Lo guardo con intensità e dopo alcuni secondi gli rispondo così: “Gregorio, ti devo raccontare una cosa che ti potrà davvero far piacere. Nel 2017, rientrato a Roma con questa sacra immagine, la porto nella Basilica di San Pietro per la festa della nostra Associazione, il 4 dicembre, la data della morte di mia mamma Santina. Celebra la Messa il mio direttore spirituale, un cardinale che si chiama Angelo Comastri, molto devoto alla Madonna. Vedi, Gregorio, io non mi confesso da lui non perché è un cardinale, ma perché è un santo, un santo prete: lui è un santo come te”. Gregorio ride, un po’ imbarazzato. “Bene, il cardinale si sofferma alcuni istanti in preghiera davanti alla Vergine Calpestata. Anche a Lui regalo la stessa immagine che ho dato a te, Lui la riceve con devozione e che fa? Le dà un bacio! Ma ecco la mia sorpresa ed emozione: il cardinale Comastri bacia la sacra immagine dalla stessa lato che hai scelto anche tu … io lo guardo allibito, lui sorride e mi dice con espressione seria: ‘Don Gigi, è troppo facile baciare questa Madonnina dal lato dove la si vede sorridente, è molto più difficile baciare il suo volto sfigurato!. Ricordalo sempre, sempre questo: la sacra immagine non può rimanere nella tua stanza, non è proprietà tua, ma della gente calpestata che a Lei si rivolge e che veramente capisce il valore del quadro, che è nelle sue ferite’. Da allora ho visto solo una persona baciare il quadro dalla parte in cui il volto è sfigurato, e quella persona sei tu!”.

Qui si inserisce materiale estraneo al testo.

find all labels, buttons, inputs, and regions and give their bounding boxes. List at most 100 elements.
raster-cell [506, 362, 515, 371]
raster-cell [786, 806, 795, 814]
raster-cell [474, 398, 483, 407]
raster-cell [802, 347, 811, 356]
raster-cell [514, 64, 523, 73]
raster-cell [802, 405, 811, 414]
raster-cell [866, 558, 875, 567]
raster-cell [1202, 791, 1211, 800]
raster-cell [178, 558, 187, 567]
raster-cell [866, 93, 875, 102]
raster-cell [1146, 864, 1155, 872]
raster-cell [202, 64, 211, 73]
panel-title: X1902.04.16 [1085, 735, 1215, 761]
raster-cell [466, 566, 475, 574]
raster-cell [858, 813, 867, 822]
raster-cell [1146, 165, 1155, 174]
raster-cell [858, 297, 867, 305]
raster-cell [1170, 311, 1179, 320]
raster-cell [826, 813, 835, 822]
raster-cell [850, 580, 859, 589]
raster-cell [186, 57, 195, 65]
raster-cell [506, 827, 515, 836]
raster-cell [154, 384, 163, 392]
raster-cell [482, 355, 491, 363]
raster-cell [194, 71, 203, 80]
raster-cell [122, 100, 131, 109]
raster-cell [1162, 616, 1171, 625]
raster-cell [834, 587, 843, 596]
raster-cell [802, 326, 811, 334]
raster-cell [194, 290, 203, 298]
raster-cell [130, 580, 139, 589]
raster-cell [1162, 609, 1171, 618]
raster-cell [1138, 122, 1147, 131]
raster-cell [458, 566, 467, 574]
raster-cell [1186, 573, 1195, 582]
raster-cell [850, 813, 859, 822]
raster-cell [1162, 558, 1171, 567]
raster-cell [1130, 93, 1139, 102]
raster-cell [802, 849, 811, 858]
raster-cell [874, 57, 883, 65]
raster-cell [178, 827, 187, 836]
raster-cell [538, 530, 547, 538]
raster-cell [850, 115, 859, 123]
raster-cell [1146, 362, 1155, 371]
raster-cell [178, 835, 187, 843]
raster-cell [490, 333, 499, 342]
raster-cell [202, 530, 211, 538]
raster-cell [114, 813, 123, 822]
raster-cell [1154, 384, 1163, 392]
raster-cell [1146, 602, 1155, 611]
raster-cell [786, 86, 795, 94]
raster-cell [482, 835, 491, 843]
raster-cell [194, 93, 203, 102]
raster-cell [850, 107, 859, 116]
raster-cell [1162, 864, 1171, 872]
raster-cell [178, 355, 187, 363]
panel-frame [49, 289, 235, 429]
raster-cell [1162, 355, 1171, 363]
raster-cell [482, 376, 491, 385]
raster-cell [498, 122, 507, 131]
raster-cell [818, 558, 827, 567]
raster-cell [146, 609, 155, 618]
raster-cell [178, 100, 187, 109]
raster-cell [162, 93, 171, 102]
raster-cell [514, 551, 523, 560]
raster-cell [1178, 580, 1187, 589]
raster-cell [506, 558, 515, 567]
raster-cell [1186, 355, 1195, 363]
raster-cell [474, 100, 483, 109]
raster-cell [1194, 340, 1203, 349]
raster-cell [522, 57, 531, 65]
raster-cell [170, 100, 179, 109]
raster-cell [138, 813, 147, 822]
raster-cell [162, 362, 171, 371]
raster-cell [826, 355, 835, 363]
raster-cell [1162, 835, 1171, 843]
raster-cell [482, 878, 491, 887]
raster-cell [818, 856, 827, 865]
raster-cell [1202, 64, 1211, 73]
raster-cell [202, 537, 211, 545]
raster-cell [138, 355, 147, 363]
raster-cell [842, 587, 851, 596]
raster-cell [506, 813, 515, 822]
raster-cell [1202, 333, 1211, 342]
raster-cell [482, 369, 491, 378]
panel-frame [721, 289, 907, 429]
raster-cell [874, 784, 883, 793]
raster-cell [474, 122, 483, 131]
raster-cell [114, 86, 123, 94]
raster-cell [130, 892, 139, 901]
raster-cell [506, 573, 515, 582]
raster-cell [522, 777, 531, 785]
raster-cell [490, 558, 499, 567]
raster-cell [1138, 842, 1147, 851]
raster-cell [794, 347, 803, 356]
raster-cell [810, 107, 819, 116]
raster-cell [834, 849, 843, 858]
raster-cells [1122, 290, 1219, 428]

Ci abbracciamo forte forte. Gregorio mi porge l’immagine e mi dice: “Baciala anche tu da questa parte, coraggio!”. Faccio con molta devozione il gesto, poi bacio la ferita sulla fronte del ragazzo e lui mi dice: “Gigi, questa immaginetta sarà sempre con me e quando proverò dolori lancinanti dolori alla testa, non avendo soldi per comperare un analgesico, Lei, la Madonna Calpestata, sarà il mio calmante; la stringerò forte forte al mio cuore mentre le lacrime scenderanno sul mio volto nella notte buia di Cartagena, e poi riempirò di baci l’immaginetta dal lato in cui c’è la fotografia della mia vita, una vita resa irriconoscibile dalla miseria, dal vizio e da un proiettile nella testa!”. Lo abbraccio forte; lui mi regala un braccialetto: “Quando guarderai questo braccialetto ricordati di me!”. Lo abbraccio ancora: “Sai cosa faccio? Lo porto in Italia e quando vado a Roma lo porto alla sacra immagine e lo regalo a Lei! Lo lascio lì e chiedo alla Madonna che ti possa essere vicino quando il dolore ti spacca la testa e la vita!”. Gregorio si riempie di gioia: “Che bella idea, mi rende orgoglioso!”. Si toglie il braccialetto e me lo mette al polso… il prossimo 26-27 maggio vado a Roma e depongo il bracciale davanti alla sacra immagine!